On the positive side, 3W exports remain strong. More medium term, we worry
about the impact on Bajaj from a more aggressive HMSI in the domestic
market and from Hero Honda in export markets. Stock has come off but we
see Bajaj in fair valuation territory at best. Maintain U-PF.
Strong 4Q results; commendable margins
Excl one-time items, Bajaj’s 4Q net profit at Rs6.8bn grew 27% YoY and was 3%
above estimates. EBITDA margins expanded 20 bps QoQ to 20.5% (7th quarter of
~20% margins) boosted by a 50 bps QoQ fall in RM/Sales. Reported net profit
was much higher at Rs14.0bn due to a one-time gain - early payment of sales tax
deferral loan to the government. Bajaj also took a one-time impairment charge of
Rs1bn for its Indonesian subsidiary, which is still loss-making.
Volume growth and margins to moderate in FY12
With car and CV growth having already slipped sharply, we believe that 2Ws will
be the next to fall, though expect a smaller moderation here due to the lower
sensitivity of 2Ws to interest rates (just a third of 2W sales are financed).
Management said that 1QFY12 growth has been boosted by a bunched-up
marriage season and that there could be some moderation 2Q onwards. Bajaj is
still targeting an aggressive total sales of 4.55m units in FY12 (19% growth); we
estimate a lower 11% growth to 4.23mn. In addition, the full impact of higher
steel and base metal prices will be felt in 1QFY12 and the price hikes taken over
Apr-May are not sufficient to offset the same. Bajaj also said that they will have to
choose between export volumes and margins if the DEPB benefits are removed
but indicated a preference for defending the latter.

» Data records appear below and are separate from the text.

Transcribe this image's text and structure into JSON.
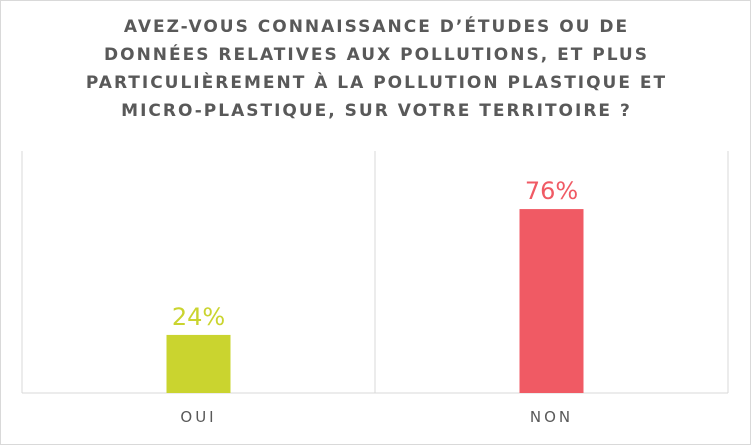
{
  "title_lines": [
    "AVEZ-VOUS CONNAISSANCE D’ÉTUDES OU DE",
    "DONNÉES RELATIVES AUX POLLUTIONS, ET PLUS",
    "PARTICULIÈREMENT À LA POLLUTION PLASTIQUE ET",
    "MICRO-PLASTIQUE, SUR VOTRE TERRITOIRE ?"
  ],
  "chart_data": {
    "type": "bar",
    "title": "AVEZ-VOUS CONNAISSANCE D’ÉTUDES OU DE DONNÉES RELATIVES AUX POLLUTIONS, ET PLUS PARTICULIÈREMENT À LA POLLUTION PLASTIQUE ET MICRO-PLASTIQUE, SUR VOTRE TERRITOIRE ?",
    "categories": [
      "OUI",
      "NON"
    ],
    "values": [
      24,
      76
    ],
    "value_labels": [
      "24%",
      "76%"
    ],
    "colors": [
      "#cad42f",
      "#f05a64"
    ],
    "ylim": [
      0,
      100
    ],
    "xlabel": "",
    "ylabel": "",
    "grid": true,
    "legend": false
  }
}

Our bigger concern is rising competition FY13 onwards; maintain U-PF
By FY13, HMSI will have more capacity, and in all likelihood, will launch several
new bikes, some of which will compete with Bajaj. Hero Honda (HH) could also
turn more aggressive as it would not want to be seen as losing market share post
the split with Honda to maintain dealer/vendor morale. Over FY13-14, HH will also
target the same export markets that Bajaj currently rules. All this adds up to a
more challenging competitive environment for Bajaj post FY12, which we believe
will and is having an impact on multiples. We fine-tune our FY12-13 EPS upwards
by 1-3% factoring in higher 3W volumes but maintain U-PF.